Yes. It works. I worked at a company that used a similar scheme, although to get their seek calls to work each time, the predefined the file at a known size (about 2Gb...) then truncated the file at the end.
However, you can just "append" by going to the right location before each write. You'll have to handle the position yourself though.
And also each thread must access the file atomically, "of course."
A simple example:
lock mutex
seek to position
write data
position += data size
unlock mutex
Of course here I assume that the file is properly opened before you call this function from any thread.
The one thing that you cannot do, unless you create a large file first (which is very fast since files with all zeroes are created virtually), is seek at a position depending on something such as a frame number. So if thread 3 wants to write at "size * 3" and that happens before thread 2 writes at "size * 2" then the seek() will fail...

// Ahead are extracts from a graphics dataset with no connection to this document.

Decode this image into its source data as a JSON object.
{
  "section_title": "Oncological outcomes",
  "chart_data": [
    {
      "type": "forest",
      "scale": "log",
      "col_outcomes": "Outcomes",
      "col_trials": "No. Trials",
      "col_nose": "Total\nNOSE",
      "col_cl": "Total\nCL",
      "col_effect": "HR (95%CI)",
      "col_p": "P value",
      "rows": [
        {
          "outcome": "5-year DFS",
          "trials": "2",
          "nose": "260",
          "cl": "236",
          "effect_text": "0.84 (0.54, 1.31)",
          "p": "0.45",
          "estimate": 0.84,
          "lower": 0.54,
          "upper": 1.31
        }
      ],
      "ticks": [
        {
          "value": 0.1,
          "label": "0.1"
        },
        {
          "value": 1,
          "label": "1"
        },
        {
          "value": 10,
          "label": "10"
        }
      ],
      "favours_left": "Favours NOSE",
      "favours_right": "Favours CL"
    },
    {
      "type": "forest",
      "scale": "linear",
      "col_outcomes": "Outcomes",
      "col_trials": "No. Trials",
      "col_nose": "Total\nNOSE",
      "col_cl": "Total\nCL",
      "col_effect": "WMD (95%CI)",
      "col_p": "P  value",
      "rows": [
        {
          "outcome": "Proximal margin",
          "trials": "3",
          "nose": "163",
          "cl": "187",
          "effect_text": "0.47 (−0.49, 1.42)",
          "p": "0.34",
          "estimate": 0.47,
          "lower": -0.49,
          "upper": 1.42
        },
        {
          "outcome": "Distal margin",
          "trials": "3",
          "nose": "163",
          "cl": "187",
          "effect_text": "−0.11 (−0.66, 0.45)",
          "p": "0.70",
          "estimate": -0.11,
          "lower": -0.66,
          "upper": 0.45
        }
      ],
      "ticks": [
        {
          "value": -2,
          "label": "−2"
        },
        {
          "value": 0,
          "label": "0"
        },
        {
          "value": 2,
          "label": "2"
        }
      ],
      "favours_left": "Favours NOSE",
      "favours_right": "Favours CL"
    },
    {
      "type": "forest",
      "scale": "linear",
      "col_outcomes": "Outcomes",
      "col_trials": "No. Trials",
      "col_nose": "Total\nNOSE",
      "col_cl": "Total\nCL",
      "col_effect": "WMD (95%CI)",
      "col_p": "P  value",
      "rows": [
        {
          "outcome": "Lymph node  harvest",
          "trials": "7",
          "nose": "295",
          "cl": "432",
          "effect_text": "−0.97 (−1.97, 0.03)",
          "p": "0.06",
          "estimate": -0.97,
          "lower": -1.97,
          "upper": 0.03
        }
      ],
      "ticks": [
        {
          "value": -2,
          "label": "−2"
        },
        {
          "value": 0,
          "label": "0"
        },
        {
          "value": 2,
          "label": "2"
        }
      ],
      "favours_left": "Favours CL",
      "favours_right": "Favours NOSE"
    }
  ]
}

You should never issue multiple outstanding WriteFile operations with offset set to 0xFFFFFFFF even from a single thread. This will cause issue where multiple calls try to access the end of data at the same time and will lead to data corruption. This is due to the fact that if WriteFile operates in asynch mode and there are other outstanding WriteFile in process using the end of file, some operations might write data to the end of file and other outstanding operations will get wrong end of file pointer. In short you should use 0xFFFFFFFF only 1 time and wait for the operation to finish to issue another one using that offset. Otherwise you need to calculate the offsets yourself so that each outstanding write operation uses a unique offset. This bug took me 3 days to find about due to poor MSDN documentation about that offset.